The story is a slow-burn psychological horror. The yokai that appear, including Shiori, add the visual horror elements. The foundation for the horror is Hinako’s torment and desire to die. Several times she gives herself over to Shiori and once to Miko in the hopes one of them will end her existential pain. She has no purpose, going through daily life in a monochrome malaise that many feel. She goes to school, cooks food (thanks to Miko’s lessons), and goes about the grind of daily life without any joy or heart. Her heart remains at the bottom of the ocean with her lost family until the finale. The story points to how no one can pull someone from their despair. Nothing Shiori or Miko do truly helps Hinako until she decides to change. Mental health improvement requires outside support but also the effort of the person suffering from the mental health issues. The outside support can only do so much. The sufferer is the only one who can do the work of healing. By the final episode, Hinako isn’t healed, but she decides to take the first step toward healing.

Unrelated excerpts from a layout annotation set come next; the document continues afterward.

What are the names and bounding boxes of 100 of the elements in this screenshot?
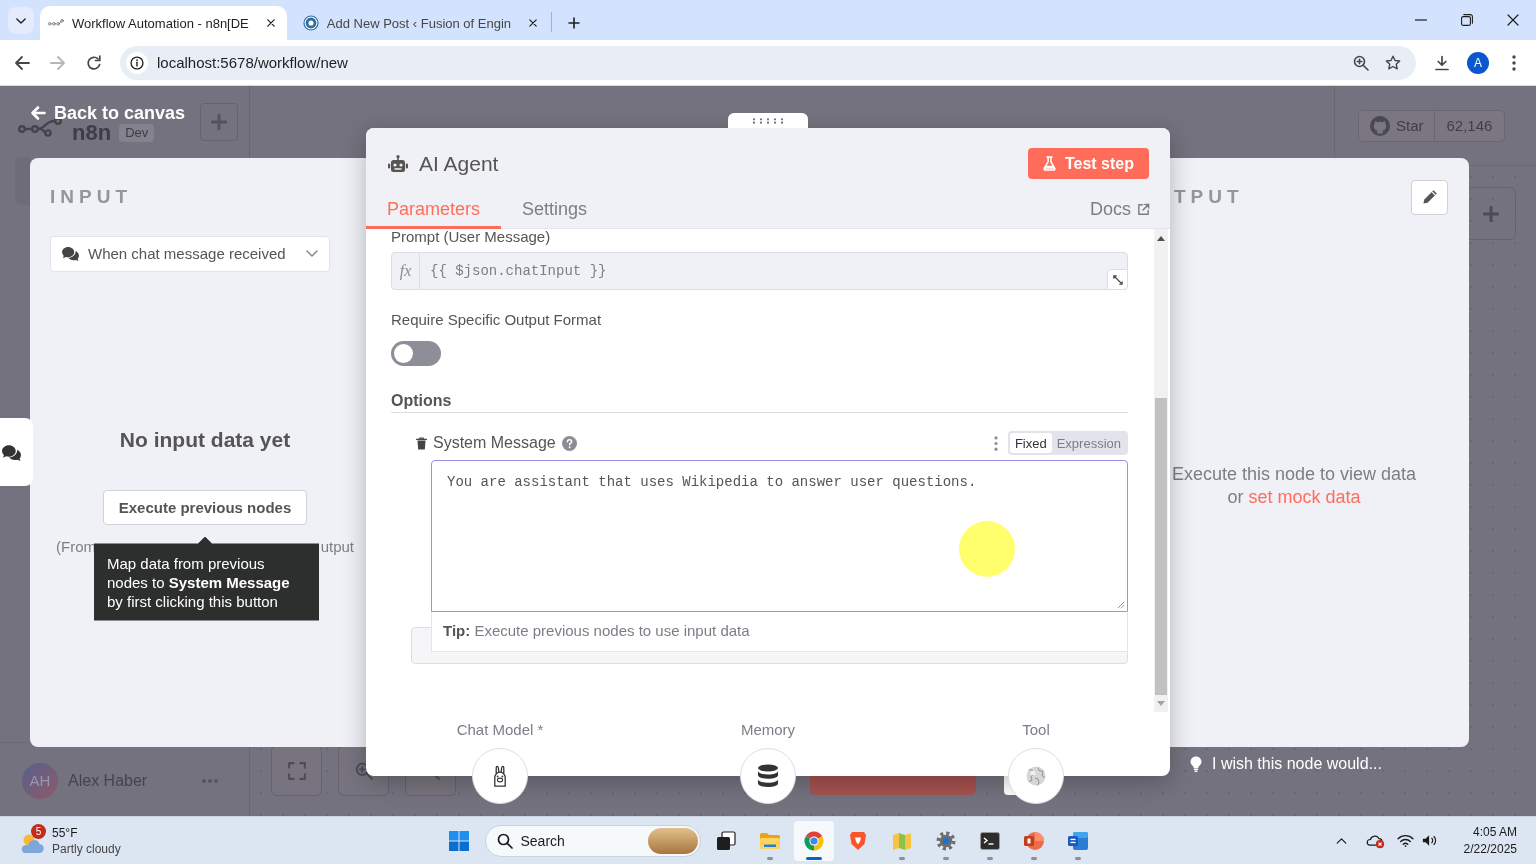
info-icon — [130, 55, 144, 70]
options-menu-icon[interactable] — [993, 435, 998, 451]
close-icon — [1507, 14, 1519, 26]
site-logo-icon — [302, 15, 319, 31]
site-info-button[interactable] — [126, 51, 148, 74]
chat-icon — [61, 246, 80, 261]
feedback-link[interactable]: I wish this node would... — [1190, 754, 1382, 774]
temperature-text: 55°F — [52, 824, 79, 841]
connector-label: Tool — [1022, 722, 1050, 738]
chevron-up-icon — [1336, 837, 1348, 844]
search-highlight-picture — [647, 827, 698, 854]
shield-icon — [848, 830, 867, 851]
grip-icon — [751, 117, 785, 124]
windows-logo-icon — [448, 830, 469, 851]
minimize-icon — [1415, 19, 1427, 21]
wifi-icon[interactable] — [1396, 834, 1414, 847]
option-label: System Message — [433, 434, 556, 452]
restore-icon — [1461, 14, 1473, 26]
star-count: 62,146 — [1445, 116, 1494, 136]
github-icon — [1370, 115, 1390, 136]
expression-prefix: fx — [392, 253, 420, 289]
pencil-icon — [1421, 189, 1438, 205]
edit-button[interactable] — [1411, 179, 1448, 215]
terminal-icon — [979, 831, 1000, 850]
tab[interactable]: Settings — [501, 198, 609, 229]
forward-arrow-icon — [50, 54, 66, 71]
section-heading: Options — [391, 391, 1128, 413]
toggle-switch[interactable] — [391, 341, 441, 366]
back-arrow-icon — [14, 54, 30, 71]
tab-list-button[interactable] — [8, 7, 34, 34]
connector-label: Chat Model * — [456, 722, 544, 738]
scroll-up-icon[interactable] — [1157, 236, 1165, 241]
execute-previous-button[interactable]: Execute previous nodes — [102, 489, 308, 525]
chat-icon — [1, 443, 22, 461]
robot-icon — [388, 154, 408, 173]
clock-time[interactable]: 4:05 AM — [1463, 823, 1517, 841]
tip-text: Tip: Execute previous nodes to use input data — [431, 612, 1128, 652]
empty-state-title: No input data yet — [118, 426, 292, 453]
environment-badge: Dev — [119, 124, 155, 142]
logo-text: n8n — [72, 123, 112, 142]
map-icon — [891, 830, 912, 851]
mode-option[interactable]: Fixed — [1009, 433, 1052, 453]
search-icon — [496, 832, 513, 849]
connector-node[interactable] — [1008, 748, 1064, 804]
workflow-icon — [48, 19, 64, 27]
node-dropdown[interactable]: When chat message received — [50, 235, 330, 272]
back-arrow-icon — [30, 105, 46, 121]
external-link-icon — [1137, 202, 1150, 216]
database-icon — [757, 764, 779, 788]
scrollbar[interactable] — [1154, 229, 1168, 712]
chevron-down-icon — [16, 17, 26, 24]
chat-button[interactable] — [0, 418, 33, 486]
tooltip: Map data from previous nodes to System Message by first clicking this button — [94, 536, 319, 621]
reload-icon — [86, 54, 102, 71]
docs-link[interactable]: Docs — [1090, 198, 1150, 220]
resize-handle-icon[interactable] — [1117, 601, 1125, 609]
logo-icon — [18, 117, 62, 137]
flask-icon — [1042, 156, 1056, 171]
connector-node[interactable] — [740, 748, 796, 804]
connector-label: Memory — [740, 722, 796, 738]
folder-icon — [758, 831, 781, 850]
connector-node[interactable] — [472, 748, 528, 804]
star-icon — [1385, 54, 1401, 71]
back-to-canvas-link[interactable]: Back to canvas — [30, 103, 186, 123]
hint-text: utput — [320, 537, 354, 556]
expand-button[interactable] — [1107, 269, 1128, 290]
search-button[interactable]: Search — [484, 824, 701, 857]
plus-icon — [1482, 205, 1499, 222]
node-title: AI Agent — [419, 151, 499, 176]
download-icon — [1434, 54, 1450, 71]
cloud-error-icon[interactable] — [1364, 832, 1385, 849]
globe-icon — [1026, 766, 1046, 786]
close-icon — [529, 19, 538, 27]
zoom-in-icon — [1353, 54, 1369, 71]
profile-avatar[interactable]: A — [1467, 51, 1489, 74]
chevron-down-icon — [306, 250, 318, 257]
clock-date[interactable]: 2/22/2025 — [1463, 840, 1517, 858]
presentation-icon — [1023, 830, 1044, 851]
delete-icon[interactable] — [416, 436, 427, 450]
browser-tab[interactable]: Workflow Automation - n8n[DE — [40, 6, 287, 40]
browser-icon — [803, 830, 824, 851]
field-label: Require Specific Output Format — [391, 312, 603, 328]
plus-icon — [211, 114, 227, 130]
panel-title: INPUT — [50, 186, 132, 208]
expression-field[interactable]: fx {{ $json.chatInput }} — [391, 252, 1128, 290]
lightbulb-icon — [1190, 756, 1202, 772]
fit-view-button[interactable] — [271, 745, 322, 796]
weather-condition: Partly cloudy — [52, 840, 121, 857]
browser-tab[interactable]: Add New Post ‹ Fusion of Engin — [294, 6, 550, 40]
panel-title: TPUT — [1174, 186, 1244, 208]
speaker-icon[interactable] — [1421, 834, 1438, 847]
plus-icon — [568, 17, 581, 29]
zoom-in-icon — [354, 761, 373, 780]
help-icon[interactable] — [561, 435, 577, 451]
address-bar[interactable]: localhost:5678/workflow/new — [120, 45, 1416, 80]
notification-badge: 5 — [31, 823, 46, 839]
scrollbar-thumb[interactable] — [1155, 398, 1167, 695]
drag-handle[interactable] — [728, 113, 808, 128]
document-icon — [1067, 830, 1088, 851]
field-label: Prompt (User Message) — [391, 229, 552, 245]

This Monster Wants to Eat Me has yuri elements in addition to the horror elements, but the mental health exploration takes the emphasis away from the romantic elements. The story unfolds slowly, turning like a wheel with its repeated plot elements while moving the story down the road. The animation and visuals reflects the melancholy Hinako feels and the slow, trapped feeling she has. Some may find the story too slow for their taste, especially with how it turns over the same spot of road a few times before moving forward. I found the slowness representative of how depression feels, of turning the wheel with the sense of moving nowhere even though progress is being made. The slow pace lends realism to the depression and relationship dynamics while emphasizing the psychological horror elements.This Monster Wants to Eat Me is an interesting watch, but its exploration of mental health and slow pace won’t be for everyone.






I’ve mentioned before that the creators of these kinds of anime seem to hide things about the characters in their names. Many kanji are, or would be (if it was appropriate) used in names with on’yomi or abbreviated kun’yomi pronunciations. At any rate, it struck me right away that there’s a hidden water theme in the names, as well as perhaps some clues to the characters:
Shiori (栞) is a route marker, a broken branch to show a trail, or a bookmark.
“Shi” (死) is death. “Ori” (折) at the proper time.
“Shio (汐) is the evening tide (a “water” kanji). “Ri” (利) benefit, or “Ri” (里) a “sato” or one’s native place, or “Ri” (狸) a “tanuki” or a cunning person, or “Ri” (理) the reason or the truth.
Hinako (鄙子) a faraway, distant, or ignorant child.
“Hi” (氷) ice, “na” (名) reputation, “ko” (古) “inishe” from an ancient time.
“Miko” (神子) is a shrine maiden. But…
“Miko” (水子) “mizuko” water-child, a newborn, a lost baby, or a stillbirth. Or…
“Mi” (海) “umi” sea as used in a name.
Thank you for this analysis! Manga and anime stories can have a lot of depth and layering with their character names and visual symbolism. It’s interesting how, as anime has become an international medium, Japanese symbology appears in American content and how Western symbology appears in Japanese stories. I find the German and Nordic elements especially interesting.